As explained by the voting rights organization Democracy Docket, the new lawsuit “points out that Pennsylvania’s current congressional map, which was drawn using 2010 census data, is malapportioned given population shifts over the last decade and contains an extra district after the state lost a congressional seat following the 2020 census.” Democracy Docket also explains that the lawsuit argues that since state officials “failed to reach a compromise on a new plan before the General Assembly concluded their session and the Legislature will not reconvene until January 2022, it is necessary for the judicial system to step in and draw new districts before the 2022 election cycle begins.”

Republicans presently control both chambers of the Pennsylvania state legislature, so they’d have been in a position to impede progress on the formulation and implementation of new Congressional district maps.
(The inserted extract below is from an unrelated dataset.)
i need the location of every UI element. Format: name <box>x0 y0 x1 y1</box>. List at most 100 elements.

Elsewhere, Republican efforts to turn the state-level redistricting process towards their own political ends have been more overt — in Ohio, for example, Republican Governor Mike DeWine recently signed off on a set of U.S. House district lines that appear to set up Republicans to control some 80 percent of the state’s seats, although Trump won there with a much smaller margin in 2020. Thus, the new map doesn’t appear to accurately reflect the state’s make-up. In Texas, state officials delivered two new U.S. House seats to white majorities, although the overwhelming majority of the population growth that was responsible for Texas getting those districts at all came from non-white residents.
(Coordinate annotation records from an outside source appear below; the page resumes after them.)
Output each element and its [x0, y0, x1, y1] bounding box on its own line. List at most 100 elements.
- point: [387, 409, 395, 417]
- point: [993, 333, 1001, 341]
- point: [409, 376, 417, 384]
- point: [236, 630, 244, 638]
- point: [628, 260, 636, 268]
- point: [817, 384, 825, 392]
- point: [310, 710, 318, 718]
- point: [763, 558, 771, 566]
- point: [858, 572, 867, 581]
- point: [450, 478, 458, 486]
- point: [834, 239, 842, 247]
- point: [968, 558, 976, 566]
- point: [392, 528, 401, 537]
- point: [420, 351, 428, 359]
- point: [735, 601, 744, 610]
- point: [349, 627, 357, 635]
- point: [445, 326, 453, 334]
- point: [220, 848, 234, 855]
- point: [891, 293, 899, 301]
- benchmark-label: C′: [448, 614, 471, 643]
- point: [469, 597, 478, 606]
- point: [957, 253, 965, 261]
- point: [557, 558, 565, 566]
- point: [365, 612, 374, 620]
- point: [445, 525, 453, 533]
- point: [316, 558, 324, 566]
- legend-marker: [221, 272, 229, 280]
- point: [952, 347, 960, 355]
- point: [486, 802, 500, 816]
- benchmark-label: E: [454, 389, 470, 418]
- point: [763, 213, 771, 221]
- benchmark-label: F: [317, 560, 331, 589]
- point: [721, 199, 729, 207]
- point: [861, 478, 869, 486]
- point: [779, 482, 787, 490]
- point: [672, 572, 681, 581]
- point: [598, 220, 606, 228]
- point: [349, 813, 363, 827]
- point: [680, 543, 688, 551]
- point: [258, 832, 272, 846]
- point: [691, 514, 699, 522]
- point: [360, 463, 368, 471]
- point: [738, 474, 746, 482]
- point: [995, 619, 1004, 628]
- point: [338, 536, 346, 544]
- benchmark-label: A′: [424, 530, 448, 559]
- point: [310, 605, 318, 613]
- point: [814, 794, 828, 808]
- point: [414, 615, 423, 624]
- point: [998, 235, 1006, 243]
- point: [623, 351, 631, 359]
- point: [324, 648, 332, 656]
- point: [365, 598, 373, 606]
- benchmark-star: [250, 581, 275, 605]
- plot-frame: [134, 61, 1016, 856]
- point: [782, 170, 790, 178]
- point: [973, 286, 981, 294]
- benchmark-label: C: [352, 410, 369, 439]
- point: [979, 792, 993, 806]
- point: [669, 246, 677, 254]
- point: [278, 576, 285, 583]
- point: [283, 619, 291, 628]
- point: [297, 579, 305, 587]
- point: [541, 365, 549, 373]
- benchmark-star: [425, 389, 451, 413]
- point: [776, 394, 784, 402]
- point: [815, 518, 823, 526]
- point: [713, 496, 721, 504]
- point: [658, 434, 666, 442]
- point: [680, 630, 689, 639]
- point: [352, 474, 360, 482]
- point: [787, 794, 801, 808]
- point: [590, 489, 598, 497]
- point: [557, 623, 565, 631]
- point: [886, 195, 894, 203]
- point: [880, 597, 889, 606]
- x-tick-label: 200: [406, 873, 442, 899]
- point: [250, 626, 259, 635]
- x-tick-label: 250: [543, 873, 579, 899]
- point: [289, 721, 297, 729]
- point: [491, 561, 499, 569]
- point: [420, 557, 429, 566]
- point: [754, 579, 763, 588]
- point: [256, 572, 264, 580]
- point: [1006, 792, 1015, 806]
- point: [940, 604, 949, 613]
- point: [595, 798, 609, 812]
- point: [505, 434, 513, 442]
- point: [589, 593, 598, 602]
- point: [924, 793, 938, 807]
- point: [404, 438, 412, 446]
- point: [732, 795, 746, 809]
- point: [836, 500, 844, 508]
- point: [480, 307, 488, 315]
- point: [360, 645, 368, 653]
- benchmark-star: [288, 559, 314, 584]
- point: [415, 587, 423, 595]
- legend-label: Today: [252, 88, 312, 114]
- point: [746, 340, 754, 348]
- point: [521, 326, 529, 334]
The problems go on from there — as do the legal challenges. The proposed piece of federal legislation known as the Freedom to Vote Act would address certain instances of the political manipulation of the district line-drawing process — if enacted, it would ban the implementation of district lines that have “the intent or [have] the effect of materially favoring or disfavoring any political party.” The Senate’s filibuster rules, which demand the agreement of at least 60 Senators in the 100-member chamber before moving forward on most bills, continue to pose a problem for that proposal’s passage, however.